5. Resident Evil 6
Poor President Adam Benford. It’s not his fault that he exists within the greater Resident Evil universe. Given the egregious shit-storm he’s thrown into, it’s impossible to say whether he’d really have been a good or bad President in normal circumstances. But he did hire Leon to the Division of Security Operations, so he’s at least got good taste in… floppy-haired, suplex-ready security operators? Yeah, there’s that. Important factor in a presidential campaign, that one.

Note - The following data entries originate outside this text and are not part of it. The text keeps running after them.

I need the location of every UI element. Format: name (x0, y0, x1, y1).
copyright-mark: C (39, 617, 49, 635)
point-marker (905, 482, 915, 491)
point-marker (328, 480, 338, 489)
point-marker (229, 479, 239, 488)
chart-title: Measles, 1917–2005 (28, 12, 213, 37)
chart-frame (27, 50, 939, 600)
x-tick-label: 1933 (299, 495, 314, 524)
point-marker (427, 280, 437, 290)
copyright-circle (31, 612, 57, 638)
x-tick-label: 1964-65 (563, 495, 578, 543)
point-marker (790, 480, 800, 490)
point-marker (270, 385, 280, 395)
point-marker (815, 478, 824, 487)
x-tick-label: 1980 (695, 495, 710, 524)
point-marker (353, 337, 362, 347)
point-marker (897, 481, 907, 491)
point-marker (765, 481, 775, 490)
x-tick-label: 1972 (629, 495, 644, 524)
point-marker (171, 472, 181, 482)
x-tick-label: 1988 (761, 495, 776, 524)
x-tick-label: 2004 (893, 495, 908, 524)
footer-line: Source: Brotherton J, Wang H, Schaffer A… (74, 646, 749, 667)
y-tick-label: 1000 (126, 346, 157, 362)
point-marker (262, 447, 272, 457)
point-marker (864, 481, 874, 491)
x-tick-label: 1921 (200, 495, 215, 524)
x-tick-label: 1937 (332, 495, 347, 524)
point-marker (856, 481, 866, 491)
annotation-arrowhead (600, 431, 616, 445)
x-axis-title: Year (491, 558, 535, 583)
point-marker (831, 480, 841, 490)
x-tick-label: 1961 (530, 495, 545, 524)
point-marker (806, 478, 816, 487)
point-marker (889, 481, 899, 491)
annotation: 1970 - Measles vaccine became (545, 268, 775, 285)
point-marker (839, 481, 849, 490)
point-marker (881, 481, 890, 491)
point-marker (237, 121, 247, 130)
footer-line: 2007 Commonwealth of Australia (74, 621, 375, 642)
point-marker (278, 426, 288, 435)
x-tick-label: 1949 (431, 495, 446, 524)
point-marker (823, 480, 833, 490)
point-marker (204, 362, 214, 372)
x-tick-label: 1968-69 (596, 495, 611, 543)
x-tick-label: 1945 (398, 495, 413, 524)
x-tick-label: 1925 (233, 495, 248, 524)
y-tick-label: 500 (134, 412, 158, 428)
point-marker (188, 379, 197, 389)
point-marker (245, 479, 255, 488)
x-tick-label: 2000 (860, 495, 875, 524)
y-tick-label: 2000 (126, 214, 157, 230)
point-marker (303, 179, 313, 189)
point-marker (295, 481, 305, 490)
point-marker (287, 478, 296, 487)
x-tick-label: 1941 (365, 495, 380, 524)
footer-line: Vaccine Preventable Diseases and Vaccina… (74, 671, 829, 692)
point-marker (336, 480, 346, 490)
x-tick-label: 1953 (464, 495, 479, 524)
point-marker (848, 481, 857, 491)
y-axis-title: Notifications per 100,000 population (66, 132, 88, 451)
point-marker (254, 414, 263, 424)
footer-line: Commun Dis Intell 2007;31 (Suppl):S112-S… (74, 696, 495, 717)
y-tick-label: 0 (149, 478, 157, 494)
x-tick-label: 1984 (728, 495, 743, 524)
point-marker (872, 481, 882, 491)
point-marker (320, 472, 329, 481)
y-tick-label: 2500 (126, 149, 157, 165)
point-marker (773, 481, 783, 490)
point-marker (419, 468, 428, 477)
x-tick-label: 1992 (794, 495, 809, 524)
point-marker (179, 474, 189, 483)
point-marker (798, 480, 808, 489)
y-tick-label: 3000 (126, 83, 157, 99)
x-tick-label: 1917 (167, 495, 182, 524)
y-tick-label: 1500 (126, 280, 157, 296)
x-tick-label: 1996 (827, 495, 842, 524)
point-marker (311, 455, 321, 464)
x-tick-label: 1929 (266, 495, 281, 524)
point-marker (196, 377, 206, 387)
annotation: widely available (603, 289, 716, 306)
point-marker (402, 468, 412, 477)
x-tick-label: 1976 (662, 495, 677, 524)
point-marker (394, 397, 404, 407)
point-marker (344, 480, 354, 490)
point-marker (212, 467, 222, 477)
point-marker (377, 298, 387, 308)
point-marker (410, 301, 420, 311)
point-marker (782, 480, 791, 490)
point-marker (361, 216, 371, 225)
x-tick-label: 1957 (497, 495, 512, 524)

Unfortunately for President Benford, he was the guy who ultimately decided that it was time to tell the public about the whole US-government-nuking-Raccoon-City thing, after an entire game series built around keeping that sort of thing top secret for about 18 years. Well, that and the occasional, unrelated dalliance with rescuing unrelated President’s daughters from dubious Spanish rural types. And zombies. Always zombies. But either way, total shit-storm for President Benford. That’s the main point here. And speaking of zombies, any guesses as to how Benford shuffles off this mortal coil? Yup, he becomes a brain-chewer, and his floppy-haired security guru has to put him down with a bullet to the brain. Once more: Poor President Adam Benford. Poor corpse-faced, rotten-smelling, shot-in-the-face President Adam Benford.